L'article de L'Encéphale retiré des rayonnages de ce CHU avait pourtant attiré l'attention des auteurs américains.

Il y est question du cas observé chez une patiente de 64 ans  atteinte de  maladie de Biermer. Il était écrit par  les psychiatres du Centre Esquirol à Caen sous la direction du docteure Sonia Dollfus.

  "Case report - Mme V., a 64-Year-old woman, was admitted to the hospital because of confusion".

Les troubles neuropsychiatriques rapportés dans cet article ne sont pas sans rappeler ceux que j'ai observés en 1990 chez mon père devenu très malade à 79 ans. 

Il était alors en fait atteint d'un syndrome neuro-anémique pathognomonique de carences vitaminiques B12 très sévères, et c'est dans cet état que des médecins de la Clinique Léon Elmelik, qu'il avait été trouver pour savoir d'où lui venait ses douleurs, qu'il croyait d'origine cancéreuse,  lui avaient fait subir une opération chirurgicale bilatérale (ils lui avaient refait les deux pieds, voir article précédent consacré aux peintures de Myrian Lahcene exposées actuellement à la mairie de La Haÿ-les-Roses)

Les douleurs neuropathiques déterminés par les carences vitaminiques B12 sont à l'instar des sciatalgies très douloureuses. Elles sont dans la plupart des cas attribuables à la maladie de Biermer, et réversibles pourvu que la maladie soit traitée sans tarder par une viaminothérapie B12 intensive.

Très curieusement le diagnostic de cette maladie ne fut pas même évoqué dans la discussion du diagnostic par les internistes (des neurologues) qui avaient pris mon père en charge après l'opération aberrante du docteur Antoine Denis, au prétexte controuvé que le test de Schilling censé mettre la maldie en évidence était normal, de même que la vitaminémie B12, CE QUI N'EXCLUAIT POURTANT PAS ABSOLUMENT LE DIAGNOSTIC DE CARENCE VITAMINIQUE B12, Cf. l'article de Kolhouse et al. paru en 1978 ! (1978 Kolhouse & al, New Engl.

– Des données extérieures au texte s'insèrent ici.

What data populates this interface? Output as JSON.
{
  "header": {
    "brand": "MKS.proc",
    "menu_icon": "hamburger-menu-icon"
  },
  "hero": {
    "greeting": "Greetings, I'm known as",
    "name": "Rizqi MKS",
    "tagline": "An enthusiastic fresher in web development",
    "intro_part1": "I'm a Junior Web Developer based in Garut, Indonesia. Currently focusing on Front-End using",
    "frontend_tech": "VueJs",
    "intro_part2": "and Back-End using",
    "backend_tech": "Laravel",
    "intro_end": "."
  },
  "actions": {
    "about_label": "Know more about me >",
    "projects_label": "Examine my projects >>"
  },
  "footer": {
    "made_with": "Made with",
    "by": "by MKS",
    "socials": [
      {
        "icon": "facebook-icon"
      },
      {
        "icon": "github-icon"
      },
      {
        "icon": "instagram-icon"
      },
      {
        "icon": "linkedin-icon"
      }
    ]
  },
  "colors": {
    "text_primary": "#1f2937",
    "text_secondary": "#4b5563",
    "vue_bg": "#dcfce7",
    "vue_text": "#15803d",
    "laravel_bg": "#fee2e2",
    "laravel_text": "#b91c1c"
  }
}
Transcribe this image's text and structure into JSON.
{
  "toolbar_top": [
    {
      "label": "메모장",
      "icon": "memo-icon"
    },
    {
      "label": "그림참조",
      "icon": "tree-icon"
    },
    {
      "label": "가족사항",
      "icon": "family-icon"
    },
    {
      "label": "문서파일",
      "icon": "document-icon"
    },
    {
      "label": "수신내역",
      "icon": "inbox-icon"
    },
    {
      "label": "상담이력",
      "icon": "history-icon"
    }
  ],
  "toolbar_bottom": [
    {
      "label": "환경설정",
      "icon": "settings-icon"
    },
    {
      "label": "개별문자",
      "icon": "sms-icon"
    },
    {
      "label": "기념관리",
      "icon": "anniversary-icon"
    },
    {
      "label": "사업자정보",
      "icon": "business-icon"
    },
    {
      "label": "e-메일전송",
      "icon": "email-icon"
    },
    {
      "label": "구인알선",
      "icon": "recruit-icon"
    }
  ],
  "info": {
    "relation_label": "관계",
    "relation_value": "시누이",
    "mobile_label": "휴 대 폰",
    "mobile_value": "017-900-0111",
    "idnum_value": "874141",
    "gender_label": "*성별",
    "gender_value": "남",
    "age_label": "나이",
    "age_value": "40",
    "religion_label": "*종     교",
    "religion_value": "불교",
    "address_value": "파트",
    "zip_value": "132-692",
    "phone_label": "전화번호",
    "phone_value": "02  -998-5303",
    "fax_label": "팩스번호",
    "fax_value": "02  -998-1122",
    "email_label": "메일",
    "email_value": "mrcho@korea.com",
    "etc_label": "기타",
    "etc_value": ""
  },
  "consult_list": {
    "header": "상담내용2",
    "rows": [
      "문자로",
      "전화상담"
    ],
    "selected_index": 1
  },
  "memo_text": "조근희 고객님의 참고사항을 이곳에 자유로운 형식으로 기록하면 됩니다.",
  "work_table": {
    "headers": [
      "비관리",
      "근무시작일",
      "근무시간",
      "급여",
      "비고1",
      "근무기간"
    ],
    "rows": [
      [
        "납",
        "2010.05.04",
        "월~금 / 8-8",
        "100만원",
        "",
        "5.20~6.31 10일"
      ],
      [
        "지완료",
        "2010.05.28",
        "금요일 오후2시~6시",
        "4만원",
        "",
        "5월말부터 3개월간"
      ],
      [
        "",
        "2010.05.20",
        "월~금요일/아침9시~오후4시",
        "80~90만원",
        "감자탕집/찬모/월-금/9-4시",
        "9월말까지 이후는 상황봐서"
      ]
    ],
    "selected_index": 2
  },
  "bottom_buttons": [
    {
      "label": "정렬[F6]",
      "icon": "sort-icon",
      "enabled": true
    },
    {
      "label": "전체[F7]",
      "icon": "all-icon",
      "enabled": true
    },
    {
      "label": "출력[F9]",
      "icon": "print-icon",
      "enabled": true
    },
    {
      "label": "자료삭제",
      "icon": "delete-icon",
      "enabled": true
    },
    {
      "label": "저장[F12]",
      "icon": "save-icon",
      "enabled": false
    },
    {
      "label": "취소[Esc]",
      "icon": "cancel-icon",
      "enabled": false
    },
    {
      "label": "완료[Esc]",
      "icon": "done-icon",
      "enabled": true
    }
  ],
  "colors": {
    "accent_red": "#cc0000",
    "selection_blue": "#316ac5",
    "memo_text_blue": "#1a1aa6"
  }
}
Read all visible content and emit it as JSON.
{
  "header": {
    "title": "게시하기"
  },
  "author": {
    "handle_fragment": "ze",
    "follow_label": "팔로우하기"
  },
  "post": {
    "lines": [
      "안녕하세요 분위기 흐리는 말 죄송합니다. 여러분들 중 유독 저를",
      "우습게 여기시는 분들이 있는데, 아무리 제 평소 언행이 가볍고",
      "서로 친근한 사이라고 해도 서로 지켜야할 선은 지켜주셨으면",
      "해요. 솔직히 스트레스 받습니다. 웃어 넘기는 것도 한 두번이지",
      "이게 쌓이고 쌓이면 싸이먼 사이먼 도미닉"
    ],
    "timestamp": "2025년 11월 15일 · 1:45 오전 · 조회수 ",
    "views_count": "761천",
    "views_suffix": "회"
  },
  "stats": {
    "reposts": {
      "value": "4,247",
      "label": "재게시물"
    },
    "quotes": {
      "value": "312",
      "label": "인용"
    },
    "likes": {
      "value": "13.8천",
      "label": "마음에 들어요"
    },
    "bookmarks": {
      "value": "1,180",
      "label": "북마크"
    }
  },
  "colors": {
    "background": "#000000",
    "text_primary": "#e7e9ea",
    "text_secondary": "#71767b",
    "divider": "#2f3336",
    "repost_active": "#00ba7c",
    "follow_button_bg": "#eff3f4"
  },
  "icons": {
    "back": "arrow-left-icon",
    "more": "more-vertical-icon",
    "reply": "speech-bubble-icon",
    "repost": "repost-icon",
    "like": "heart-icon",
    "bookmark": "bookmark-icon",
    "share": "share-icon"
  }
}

J. Med.  299, 15, 787 - 792. "Cobalamin analogues are present in human plasma and can mask cobalamin defiency because current radioisotope dilution assays are not specifique for true cobalamin".)  

Outre une  glossite de Hunter le malade  présentait à son admission au CHU de Bicêtre ce que l’on appelle un  « tableau de sclérose combinée », tableau clinique généralement en rapport à la maladie de Biermer, et les carences vitaminiques B12 décompensée (les malades ont alors épuisé leurs réserves hépatiques en vitamine B12 cependant que pour une raison spécifique, il n'absorbent plus ou plus assez la vitamine B12 normalement présente dans une alimentation équilibrée), la maladie de Biermer étant mortelle et elle-même la conséquence  d'une affection de l'estomac, qui, pour cause ou une autre, auto-immune et/ou inflammatoire et/ou infectieuse ne sécrète plus une glycoprotéine appelée "facteur intrinsèque", qui permet l'assimilation de la vitamine B12 au niveau iléal de l"intestin.

La  maladie de Biermer ne se manifeste donc en principe que lorsque l'organisme a épuisé ses réserves en vitamine B12 du fait que l'estomac des malades ne sécrète plus le "facteur intrisèque";

Une cascade de causalités aboutit ainsi à un déficit de plus en plus sévère en vitamine B12 alosr que la vitamine  B12 est aussi indispensable au bon fonctionnement de l'hématopoïèse, de l'estomac et de l'ensemble du système nerveux, donc aussi des fonctions cérébrales, cognitives et affectives, qu'une huile moteur de viscosité adaptée aux moteurs à explosion est indispensable au fonctionnement de ces moteurs.

Pour ce qui est des incidences sociologiques à propos de ce cas, se reporter sur les sites 34640255 et 108281777 html qu'aux plus récents articles de ce blog.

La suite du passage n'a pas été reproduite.